A giant video
screen above the stage announced the beginning of Santana's set, the
guitarist's logo fading into the image of a lone dove flying in slow motion,
then giving way to a montage of African drummers and dancers during which the
band began a high-powered percussion jam. Santana's band was comprised of 12
musicians, including a drummer and two huge percussion stations, all on risers.
The giant screen
helped the crowd to appreciate Santana's nimble finger work, not to mention his
ability to direct every ebb and flow of a huge band via his guitar. When his
band tackled his latter-day hits, the star vocal power from studio recordings
was not missed, with two lead vocalists sharing duties admirably. One of the
best moments came during the close of mega-hit "Smooth," when a transition to a
mambo mash-up brought the already-standing crowd over the edge.
Santana had a few messages to give us about life and love, and he delivered
political commentary that seemed to over-simplify complex issues (such as a
proposal to legalize marijuana with the proceeds going towards education). But
his heart was in the right place, and that heart, even more than his immense
talent, might be why his career is still going as strong as ever.
delivered a strong performance as opening act for Santana. The hearty cheers
and ovations he received were of the sort usually reserved for the headliner.

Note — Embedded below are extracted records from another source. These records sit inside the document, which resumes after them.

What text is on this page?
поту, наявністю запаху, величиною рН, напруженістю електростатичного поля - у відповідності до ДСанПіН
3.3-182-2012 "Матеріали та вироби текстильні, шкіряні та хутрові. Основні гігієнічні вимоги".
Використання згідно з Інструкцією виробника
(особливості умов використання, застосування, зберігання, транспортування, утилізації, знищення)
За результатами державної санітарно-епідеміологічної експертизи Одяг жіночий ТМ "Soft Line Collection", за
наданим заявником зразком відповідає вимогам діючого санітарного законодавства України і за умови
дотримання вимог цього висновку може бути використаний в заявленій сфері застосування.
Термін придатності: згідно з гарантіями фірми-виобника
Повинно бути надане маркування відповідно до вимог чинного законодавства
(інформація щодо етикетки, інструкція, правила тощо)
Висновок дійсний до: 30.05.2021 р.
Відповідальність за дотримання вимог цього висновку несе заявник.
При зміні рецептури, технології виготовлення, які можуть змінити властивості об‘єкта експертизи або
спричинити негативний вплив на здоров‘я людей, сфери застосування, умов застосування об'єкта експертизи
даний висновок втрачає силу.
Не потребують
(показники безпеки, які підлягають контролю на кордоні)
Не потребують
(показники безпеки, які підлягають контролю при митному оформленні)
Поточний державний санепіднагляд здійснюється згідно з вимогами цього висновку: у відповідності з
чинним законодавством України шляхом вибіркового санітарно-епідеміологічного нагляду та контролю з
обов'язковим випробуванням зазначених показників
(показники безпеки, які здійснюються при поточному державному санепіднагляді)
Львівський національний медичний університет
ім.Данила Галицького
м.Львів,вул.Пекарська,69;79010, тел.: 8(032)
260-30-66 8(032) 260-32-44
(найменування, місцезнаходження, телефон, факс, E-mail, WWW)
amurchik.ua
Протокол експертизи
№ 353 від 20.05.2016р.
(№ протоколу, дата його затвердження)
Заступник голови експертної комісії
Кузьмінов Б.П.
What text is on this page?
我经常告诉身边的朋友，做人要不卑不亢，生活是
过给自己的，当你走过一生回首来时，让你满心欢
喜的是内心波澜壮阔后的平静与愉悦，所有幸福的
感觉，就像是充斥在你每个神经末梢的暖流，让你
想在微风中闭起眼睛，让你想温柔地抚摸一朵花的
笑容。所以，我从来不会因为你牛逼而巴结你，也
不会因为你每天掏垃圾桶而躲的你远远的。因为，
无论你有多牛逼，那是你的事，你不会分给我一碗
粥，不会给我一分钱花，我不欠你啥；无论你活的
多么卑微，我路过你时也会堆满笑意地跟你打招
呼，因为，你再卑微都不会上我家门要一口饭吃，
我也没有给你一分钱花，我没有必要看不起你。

It was not until he started playing hit after hit that the full scope of his
musical influence became clear to this reviewer. Crowded near the front of the
stage (most of which was taken up by Santana's stage plot), the instrumentation
consisted of organ, guitar, percussion, drums and sax, with the lack of bass
guitar depriving the band of some power. Winwood pulled off his biggest hits in
full fashion, including set highlight "Gimme Some Lovin."